If your sellers are hesitant to engage at the C-suite level because it’s intimidating, they will need to overcome that fear if they want to be successful. The heart of modern selling best practices is uncomfortable discussions. If you’re in B2B sales, be ready to feel uncomfortable—and then get ready to win big. This is a tried-and-true method for reliably earning revenue in modern B2B selling.

The Takeaway

While most revenue teams like developing connections with their clients since people buy from people they like, relationships account for just a tiny portion of the purchasing decision.
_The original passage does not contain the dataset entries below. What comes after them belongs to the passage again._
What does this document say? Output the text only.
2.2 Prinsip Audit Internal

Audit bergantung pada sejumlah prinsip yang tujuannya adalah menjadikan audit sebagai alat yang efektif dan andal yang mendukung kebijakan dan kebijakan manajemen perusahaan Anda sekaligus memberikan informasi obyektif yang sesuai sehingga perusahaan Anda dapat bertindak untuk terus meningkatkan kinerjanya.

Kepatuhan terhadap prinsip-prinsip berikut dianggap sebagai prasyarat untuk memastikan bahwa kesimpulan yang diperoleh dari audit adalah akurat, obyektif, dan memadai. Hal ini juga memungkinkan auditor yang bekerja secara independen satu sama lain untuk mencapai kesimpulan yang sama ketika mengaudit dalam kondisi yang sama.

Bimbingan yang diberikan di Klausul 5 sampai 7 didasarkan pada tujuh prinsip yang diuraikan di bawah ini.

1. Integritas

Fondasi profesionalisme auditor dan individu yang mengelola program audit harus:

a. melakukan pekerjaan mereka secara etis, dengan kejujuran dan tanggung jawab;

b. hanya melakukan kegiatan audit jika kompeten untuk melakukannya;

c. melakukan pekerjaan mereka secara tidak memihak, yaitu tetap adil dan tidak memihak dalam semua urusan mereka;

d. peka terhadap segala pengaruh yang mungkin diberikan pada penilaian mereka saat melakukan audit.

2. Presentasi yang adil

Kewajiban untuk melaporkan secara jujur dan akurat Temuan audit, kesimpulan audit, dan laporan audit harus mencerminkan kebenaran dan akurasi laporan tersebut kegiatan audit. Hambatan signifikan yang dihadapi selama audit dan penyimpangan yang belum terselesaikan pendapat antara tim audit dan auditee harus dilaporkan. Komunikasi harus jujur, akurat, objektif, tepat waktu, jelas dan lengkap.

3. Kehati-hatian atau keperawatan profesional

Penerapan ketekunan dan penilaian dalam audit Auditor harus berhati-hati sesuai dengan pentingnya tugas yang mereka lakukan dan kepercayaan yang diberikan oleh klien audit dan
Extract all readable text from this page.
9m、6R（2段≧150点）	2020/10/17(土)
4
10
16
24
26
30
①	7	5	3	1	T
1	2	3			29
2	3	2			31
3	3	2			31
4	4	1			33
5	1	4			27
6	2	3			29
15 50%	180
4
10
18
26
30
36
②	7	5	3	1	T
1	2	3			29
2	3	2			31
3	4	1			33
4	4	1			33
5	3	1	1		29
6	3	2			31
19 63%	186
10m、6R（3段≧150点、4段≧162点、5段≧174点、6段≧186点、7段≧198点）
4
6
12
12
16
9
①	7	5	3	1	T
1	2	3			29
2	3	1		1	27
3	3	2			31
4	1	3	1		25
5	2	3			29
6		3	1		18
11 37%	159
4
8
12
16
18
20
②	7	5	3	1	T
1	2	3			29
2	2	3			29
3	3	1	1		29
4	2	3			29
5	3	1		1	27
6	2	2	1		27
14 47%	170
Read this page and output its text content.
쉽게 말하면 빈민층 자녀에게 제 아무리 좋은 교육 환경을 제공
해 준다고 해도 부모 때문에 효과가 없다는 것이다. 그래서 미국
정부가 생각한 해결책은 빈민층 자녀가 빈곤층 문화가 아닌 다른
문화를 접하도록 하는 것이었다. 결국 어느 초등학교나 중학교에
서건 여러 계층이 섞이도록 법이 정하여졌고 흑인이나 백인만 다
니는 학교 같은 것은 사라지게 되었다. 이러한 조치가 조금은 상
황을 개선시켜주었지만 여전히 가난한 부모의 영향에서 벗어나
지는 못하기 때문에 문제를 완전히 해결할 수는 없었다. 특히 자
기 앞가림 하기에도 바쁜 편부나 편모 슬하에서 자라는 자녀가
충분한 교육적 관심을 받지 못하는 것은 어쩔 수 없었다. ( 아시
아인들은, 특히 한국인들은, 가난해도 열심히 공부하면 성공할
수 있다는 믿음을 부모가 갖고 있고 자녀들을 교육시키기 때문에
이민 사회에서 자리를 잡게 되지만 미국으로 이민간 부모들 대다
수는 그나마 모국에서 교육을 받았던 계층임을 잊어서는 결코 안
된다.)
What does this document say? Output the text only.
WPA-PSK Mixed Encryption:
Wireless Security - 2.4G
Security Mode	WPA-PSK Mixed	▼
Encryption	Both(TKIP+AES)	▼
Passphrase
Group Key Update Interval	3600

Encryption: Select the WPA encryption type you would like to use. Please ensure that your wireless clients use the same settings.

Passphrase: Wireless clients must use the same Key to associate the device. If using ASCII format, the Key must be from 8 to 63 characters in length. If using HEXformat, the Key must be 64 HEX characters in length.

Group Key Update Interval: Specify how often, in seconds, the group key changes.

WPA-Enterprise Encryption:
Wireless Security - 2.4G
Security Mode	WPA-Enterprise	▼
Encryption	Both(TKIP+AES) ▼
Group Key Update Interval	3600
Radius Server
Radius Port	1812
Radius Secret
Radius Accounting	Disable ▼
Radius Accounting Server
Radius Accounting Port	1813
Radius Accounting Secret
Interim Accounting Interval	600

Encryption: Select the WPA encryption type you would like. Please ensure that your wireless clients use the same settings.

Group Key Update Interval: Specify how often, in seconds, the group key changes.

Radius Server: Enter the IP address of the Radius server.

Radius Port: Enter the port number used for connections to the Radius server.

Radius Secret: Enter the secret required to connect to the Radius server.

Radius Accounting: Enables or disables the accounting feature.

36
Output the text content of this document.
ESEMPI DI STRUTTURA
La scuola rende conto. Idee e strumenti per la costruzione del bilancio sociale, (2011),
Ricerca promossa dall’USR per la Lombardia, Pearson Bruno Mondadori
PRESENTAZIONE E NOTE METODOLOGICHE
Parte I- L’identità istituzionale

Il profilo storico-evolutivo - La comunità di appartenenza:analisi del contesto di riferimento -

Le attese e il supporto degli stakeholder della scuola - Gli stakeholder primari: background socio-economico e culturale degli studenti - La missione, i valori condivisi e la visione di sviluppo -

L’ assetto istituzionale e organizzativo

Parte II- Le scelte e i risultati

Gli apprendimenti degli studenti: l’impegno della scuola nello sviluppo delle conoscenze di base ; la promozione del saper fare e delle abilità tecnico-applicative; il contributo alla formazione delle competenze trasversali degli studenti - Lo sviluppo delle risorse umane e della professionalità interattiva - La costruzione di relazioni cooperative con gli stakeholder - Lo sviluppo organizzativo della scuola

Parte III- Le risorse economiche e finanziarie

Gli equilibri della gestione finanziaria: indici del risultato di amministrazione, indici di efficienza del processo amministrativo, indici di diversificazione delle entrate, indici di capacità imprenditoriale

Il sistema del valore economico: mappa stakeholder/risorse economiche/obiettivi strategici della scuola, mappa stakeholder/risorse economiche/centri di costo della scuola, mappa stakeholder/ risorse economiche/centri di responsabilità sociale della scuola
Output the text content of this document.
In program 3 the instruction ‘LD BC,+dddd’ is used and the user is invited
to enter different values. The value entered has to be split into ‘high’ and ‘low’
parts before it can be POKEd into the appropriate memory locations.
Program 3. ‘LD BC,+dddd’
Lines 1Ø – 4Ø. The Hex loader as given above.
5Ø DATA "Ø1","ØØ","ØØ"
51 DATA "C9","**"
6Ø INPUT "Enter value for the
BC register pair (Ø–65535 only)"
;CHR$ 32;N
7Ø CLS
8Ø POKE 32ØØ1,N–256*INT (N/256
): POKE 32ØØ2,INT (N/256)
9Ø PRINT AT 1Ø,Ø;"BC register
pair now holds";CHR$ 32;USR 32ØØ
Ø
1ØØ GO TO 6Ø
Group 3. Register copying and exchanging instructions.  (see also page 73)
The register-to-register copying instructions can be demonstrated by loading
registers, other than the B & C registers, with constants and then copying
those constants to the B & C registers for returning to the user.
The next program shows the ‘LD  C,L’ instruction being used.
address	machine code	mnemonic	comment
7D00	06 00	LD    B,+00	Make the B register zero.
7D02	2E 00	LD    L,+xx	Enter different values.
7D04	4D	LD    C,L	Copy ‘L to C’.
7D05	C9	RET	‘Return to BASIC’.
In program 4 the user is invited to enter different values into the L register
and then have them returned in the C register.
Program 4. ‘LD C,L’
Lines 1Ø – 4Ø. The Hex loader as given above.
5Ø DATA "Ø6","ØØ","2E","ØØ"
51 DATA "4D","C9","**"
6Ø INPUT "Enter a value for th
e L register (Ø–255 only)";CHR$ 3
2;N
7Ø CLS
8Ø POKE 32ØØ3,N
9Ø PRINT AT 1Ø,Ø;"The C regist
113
When it comes to unstructured assessments by potential clients, the choice is mostly based on industry expertise. That’s why, with corporate accounts, the aim of B2B selling is to become a trusted advisor. Executive involvement in this stage is so critical, which is why you must monitor this signal.

By tracking the two aforementioned trigger signals, B2B companies can generate leads, maintain tabs on their competition, obtain product feedback, better connect with advocates and convert detractors, and ensure customer success.